The Crown responded by submitting that the sentencing judge was entitled to have regard to the loss of potential interest. After all, it was the promise of such interest that was a major factor in the investors’ decision to invest.
It was submitted that, on any view, the loss to the investors was ‘significant’. It was further submitted that the interest actually paid to the investors was necessary in order that the appellant could continue the fraud without raising suspicion. In effect, the appellant’s conduct constituted what in common parlance is described as a ‘Ponzi scheme’. That is, a scheme whereby a fraudulent investment operation pays returns to separate investors from their own money, or money paid by subsequent investors, rather than from any actual profit earned.

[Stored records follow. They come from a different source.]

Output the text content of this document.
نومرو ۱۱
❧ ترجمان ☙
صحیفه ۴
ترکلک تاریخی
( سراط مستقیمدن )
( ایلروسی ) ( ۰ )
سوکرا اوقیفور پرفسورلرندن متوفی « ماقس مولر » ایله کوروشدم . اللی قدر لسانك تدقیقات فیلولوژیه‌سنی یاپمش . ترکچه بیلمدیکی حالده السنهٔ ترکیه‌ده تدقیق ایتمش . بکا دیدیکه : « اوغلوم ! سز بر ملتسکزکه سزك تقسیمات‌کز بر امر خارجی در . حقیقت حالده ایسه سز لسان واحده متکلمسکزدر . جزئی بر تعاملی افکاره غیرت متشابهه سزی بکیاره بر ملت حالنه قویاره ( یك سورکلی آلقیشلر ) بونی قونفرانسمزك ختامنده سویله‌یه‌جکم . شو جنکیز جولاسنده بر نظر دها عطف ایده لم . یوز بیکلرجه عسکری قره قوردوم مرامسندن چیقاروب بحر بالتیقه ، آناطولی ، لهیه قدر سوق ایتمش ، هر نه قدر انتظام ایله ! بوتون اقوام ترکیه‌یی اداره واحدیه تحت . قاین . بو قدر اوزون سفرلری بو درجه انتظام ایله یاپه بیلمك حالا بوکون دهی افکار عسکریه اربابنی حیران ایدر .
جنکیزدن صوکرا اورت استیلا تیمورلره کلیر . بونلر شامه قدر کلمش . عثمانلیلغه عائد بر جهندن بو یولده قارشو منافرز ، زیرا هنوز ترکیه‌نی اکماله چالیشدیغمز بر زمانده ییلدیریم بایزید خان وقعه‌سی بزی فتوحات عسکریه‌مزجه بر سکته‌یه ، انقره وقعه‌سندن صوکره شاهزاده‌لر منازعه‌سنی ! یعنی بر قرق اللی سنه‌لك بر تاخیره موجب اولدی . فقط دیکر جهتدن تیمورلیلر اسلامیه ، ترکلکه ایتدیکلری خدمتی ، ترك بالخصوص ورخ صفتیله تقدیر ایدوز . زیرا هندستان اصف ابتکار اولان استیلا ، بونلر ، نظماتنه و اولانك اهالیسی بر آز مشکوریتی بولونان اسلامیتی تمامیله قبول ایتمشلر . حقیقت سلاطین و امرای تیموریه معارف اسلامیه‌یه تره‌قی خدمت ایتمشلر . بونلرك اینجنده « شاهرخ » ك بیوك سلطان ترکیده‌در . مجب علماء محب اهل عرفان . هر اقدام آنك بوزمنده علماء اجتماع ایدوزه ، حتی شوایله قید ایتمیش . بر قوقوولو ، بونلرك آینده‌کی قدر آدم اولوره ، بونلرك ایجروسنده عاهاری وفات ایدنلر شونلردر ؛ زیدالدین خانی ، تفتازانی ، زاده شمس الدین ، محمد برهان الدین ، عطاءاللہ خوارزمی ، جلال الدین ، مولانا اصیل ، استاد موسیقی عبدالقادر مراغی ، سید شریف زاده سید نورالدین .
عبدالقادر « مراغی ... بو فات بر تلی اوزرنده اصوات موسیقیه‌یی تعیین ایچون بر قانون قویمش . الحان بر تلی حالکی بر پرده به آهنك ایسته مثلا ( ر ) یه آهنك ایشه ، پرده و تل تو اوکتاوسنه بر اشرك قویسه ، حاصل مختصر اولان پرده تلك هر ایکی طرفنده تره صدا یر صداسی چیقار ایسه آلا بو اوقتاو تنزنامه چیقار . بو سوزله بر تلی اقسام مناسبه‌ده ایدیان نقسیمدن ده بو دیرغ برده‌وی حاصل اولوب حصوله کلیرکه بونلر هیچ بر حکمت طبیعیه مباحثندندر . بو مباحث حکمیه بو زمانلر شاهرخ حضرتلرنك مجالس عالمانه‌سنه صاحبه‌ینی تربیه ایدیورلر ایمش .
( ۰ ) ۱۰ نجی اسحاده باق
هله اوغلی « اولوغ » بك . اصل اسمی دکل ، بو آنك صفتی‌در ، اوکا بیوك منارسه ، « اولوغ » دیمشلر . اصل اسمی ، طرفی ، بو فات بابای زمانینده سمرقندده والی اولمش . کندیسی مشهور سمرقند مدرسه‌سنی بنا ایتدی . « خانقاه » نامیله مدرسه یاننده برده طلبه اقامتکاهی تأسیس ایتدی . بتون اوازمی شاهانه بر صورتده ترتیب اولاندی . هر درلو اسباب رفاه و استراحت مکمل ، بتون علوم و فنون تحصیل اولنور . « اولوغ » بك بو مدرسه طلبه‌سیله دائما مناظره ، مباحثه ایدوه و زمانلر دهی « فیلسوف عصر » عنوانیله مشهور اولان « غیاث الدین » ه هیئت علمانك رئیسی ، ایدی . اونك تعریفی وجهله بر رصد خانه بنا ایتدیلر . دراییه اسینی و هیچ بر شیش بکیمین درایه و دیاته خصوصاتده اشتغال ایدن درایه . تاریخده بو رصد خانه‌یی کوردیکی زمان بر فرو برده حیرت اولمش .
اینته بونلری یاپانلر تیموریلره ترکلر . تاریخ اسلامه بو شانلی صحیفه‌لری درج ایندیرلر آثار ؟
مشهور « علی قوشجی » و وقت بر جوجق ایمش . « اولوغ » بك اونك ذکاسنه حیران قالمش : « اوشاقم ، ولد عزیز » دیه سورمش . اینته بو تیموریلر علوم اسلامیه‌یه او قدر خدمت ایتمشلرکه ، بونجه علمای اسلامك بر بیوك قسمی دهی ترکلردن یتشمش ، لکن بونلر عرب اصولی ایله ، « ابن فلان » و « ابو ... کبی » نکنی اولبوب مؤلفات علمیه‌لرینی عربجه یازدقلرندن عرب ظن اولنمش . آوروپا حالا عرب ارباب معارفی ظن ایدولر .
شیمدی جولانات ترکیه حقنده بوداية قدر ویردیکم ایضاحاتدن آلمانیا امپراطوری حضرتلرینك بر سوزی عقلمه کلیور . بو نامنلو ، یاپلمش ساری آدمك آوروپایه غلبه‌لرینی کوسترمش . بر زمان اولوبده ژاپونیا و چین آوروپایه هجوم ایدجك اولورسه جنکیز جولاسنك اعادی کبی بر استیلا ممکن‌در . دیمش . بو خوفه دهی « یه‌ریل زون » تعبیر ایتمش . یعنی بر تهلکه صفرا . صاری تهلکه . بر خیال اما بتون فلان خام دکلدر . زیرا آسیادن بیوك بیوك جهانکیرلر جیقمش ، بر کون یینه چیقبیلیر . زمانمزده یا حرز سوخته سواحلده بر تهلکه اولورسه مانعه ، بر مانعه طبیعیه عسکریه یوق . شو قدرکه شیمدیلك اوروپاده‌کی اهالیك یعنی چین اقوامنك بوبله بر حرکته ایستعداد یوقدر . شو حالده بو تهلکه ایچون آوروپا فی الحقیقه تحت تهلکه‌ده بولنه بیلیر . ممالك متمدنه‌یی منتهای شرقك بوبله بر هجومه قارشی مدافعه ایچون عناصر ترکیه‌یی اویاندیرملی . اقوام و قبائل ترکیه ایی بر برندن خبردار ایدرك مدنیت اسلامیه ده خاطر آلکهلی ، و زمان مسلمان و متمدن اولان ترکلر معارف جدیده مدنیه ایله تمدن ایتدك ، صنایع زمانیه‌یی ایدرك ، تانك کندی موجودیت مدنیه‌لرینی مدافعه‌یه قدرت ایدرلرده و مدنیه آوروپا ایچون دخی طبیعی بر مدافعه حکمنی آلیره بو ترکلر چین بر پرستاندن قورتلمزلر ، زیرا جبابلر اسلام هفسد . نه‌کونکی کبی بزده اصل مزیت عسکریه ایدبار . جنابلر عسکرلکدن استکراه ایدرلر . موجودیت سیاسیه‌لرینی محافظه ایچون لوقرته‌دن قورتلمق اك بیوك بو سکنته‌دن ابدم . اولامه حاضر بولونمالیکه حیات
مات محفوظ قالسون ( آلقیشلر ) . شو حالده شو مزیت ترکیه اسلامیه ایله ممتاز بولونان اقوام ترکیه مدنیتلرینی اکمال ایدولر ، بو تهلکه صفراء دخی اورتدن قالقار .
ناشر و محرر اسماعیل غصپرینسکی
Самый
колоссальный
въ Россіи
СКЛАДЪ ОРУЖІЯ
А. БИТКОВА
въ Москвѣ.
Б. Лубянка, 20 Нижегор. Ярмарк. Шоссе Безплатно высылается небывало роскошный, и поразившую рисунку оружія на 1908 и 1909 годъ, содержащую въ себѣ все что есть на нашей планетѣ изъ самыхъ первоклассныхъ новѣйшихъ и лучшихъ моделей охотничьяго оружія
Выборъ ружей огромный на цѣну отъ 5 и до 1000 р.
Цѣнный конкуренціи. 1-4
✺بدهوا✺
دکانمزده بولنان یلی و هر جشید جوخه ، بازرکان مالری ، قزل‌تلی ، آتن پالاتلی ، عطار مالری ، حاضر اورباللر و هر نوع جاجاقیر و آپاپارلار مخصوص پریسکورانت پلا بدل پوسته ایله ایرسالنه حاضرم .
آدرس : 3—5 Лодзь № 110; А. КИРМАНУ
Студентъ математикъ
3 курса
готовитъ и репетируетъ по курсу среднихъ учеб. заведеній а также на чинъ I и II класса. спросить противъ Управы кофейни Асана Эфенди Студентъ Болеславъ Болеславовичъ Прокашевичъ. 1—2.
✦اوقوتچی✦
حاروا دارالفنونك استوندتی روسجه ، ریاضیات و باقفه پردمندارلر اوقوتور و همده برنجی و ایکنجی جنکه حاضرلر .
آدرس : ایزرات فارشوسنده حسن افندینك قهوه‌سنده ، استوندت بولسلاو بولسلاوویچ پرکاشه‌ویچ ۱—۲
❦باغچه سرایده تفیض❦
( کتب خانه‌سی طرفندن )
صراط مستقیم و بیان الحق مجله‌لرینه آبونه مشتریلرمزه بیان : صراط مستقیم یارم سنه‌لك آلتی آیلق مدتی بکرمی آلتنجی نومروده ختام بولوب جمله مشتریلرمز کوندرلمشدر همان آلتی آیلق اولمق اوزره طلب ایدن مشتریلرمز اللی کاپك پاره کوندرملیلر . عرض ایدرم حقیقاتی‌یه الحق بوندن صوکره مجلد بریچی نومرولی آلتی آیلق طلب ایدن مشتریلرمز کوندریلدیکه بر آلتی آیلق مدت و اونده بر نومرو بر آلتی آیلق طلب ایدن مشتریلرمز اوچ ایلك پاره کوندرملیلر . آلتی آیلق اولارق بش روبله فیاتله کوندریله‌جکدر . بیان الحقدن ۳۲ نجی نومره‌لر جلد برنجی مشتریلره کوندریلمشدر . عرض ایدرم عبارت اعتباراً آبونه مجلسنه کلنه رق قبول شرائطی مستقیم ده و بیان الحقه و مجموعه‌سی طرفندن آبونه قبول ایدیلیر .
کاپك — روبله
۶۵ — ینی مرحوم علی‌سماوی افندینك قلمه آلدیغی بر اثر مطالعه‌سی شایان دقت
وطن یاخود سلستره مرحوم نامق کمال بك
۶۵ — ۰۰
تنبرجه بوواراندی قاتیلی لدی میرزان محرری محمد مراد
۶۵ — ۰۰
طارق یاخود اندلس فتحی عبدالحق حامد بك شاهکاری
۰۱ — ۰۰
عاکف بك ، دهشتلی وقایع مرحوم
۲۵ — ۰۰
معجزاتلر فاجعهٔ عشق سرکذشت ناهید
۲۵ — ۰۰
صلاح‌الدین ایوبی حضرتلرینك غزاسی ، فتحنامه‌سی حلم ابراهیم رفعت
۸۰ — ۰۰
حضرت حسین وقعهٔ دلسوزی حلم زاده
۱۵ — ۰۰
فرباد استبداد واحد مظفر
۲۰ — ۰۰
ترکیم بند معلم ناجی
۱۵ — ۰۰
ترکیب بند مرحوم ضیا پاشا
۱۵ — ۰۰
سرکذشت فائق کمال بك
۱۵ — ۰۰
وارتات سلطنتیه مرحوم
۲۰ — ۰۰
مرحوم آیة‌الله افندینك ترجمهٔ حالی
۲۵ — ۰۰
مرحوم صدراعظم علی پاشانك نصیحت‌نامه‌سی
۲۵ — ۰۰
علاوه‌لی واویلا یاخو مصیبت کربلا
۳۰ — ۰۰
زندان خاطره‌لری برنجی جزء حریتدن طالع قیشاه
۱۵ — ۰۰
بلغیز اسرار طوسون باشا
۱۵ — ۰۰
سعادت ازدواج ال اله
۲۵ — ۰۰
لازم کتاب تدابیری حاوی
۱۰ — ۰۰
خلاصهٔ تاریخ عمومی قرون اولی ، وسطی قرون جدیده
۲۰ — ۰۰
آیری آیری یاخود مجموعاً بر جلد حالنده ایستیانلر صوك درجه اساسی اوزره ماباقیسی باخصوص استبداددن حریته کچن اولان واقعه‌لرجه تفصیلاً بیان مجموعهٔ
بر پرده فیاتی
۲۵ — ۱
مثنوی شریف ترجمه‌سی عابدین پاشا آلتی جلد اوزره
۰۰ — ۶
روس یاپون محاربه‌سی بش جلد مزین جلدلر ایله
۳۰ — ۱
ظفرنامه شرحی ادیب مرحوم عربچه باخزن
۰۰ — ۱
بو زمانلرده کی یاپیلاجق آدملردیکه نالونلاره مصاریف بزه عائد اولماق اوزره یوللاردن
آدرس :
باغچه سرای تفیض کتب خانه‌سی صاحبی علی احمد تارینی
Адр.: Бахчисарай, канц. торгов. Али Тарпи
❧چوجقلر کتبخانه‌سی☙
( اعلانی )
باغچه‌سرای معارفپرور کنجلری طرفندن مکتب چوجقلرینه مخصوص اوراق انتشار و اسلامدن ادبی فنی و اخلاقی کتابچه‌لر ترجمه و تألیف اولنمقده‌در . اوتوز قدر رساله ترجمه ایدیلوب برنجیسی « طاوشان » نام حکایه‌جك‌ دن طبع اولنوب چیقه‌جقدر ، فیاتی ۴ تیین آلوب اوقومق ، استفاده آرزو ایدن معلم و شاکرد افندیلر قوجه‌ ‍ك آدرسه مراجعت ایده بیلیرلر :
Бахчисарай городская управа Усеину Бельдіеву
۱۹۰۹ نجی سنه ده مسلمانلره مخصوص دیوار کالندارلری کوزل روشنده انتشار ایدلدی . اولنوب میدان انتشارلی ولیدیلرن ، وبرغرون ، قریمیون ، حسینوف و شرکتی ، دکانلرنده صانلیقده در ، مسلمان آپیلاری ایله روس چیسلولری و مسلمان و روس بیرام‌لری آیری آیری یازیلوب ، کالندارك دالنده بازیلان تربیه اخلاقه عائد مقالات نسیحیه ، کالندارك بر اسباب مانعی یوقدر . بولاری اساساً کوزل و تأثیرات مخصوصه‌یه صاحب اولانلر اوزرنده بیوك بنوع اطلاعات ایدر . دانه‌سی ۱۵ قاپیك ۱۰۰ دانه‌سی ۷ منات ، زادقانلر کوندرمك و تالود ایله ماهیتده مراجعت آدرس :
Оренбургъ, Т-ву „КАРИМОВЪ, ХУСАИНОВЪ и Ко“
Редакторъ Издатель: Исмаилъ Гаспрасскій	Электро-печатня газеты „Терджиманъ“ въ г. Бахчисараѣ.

In my opinion, it matters little whether, upon a proper calculation, the scale of the fraud was of the order of $1,200,000, or $1,700,000. On no view could it be regarded as a fraud of only some $350,000. This was a brazen and calculated course of conduct, and warranted severe punishment. I would reject this ground.
Ground 3 – Manifest excess
Counsel for the appellant submitted that there were a number of mitigating factors which should have called for a lighter sentence. These included the sentencing judge’s acknowledgement that specific deterrence did not play a significant role in this case, the appellant’s age (59 at the time of sentencing), his history of ill health, the delay in the matter being finalised, the appellant’s cooperation with the authorities, and his previous good character and lack of prior convictions. Counsel also pointed to the fact that the appellant had derived only a ‘small’ personal benefit from his offending, said to be just over $70,000.
It was submitted on behalf of the Crown that a sentence of six years’ imprisonment with, in effect, four years and six months to serve, was well open to the sentencing judge. In support of that submission, it was noted that the offending had occurred over a lengthy period (some 22 months), and that investors had sustained very significant losses. Moreover, some of the money of which they had been defrauded had been used by the appellant for personal expenses and lifestyle. The appellant had pleaded not guilty, and conducted a fully contested trial. Accordingly, he was not entitled to any discount for remorse, nor for the utilitarian value of a plea of guilty. Finally, there was a need for any sentence in this case to operate as a general deterrent.
In my opinion, it cannot be contended that a sentence of six years’ imprisonment, with an effective term of four years and six months to be served, fell outside the range of sentences reasonably available to a sentencing judge for offences of this nature. I would reject this ground.
It follows that, in my opinion, this appeal should be dismissed.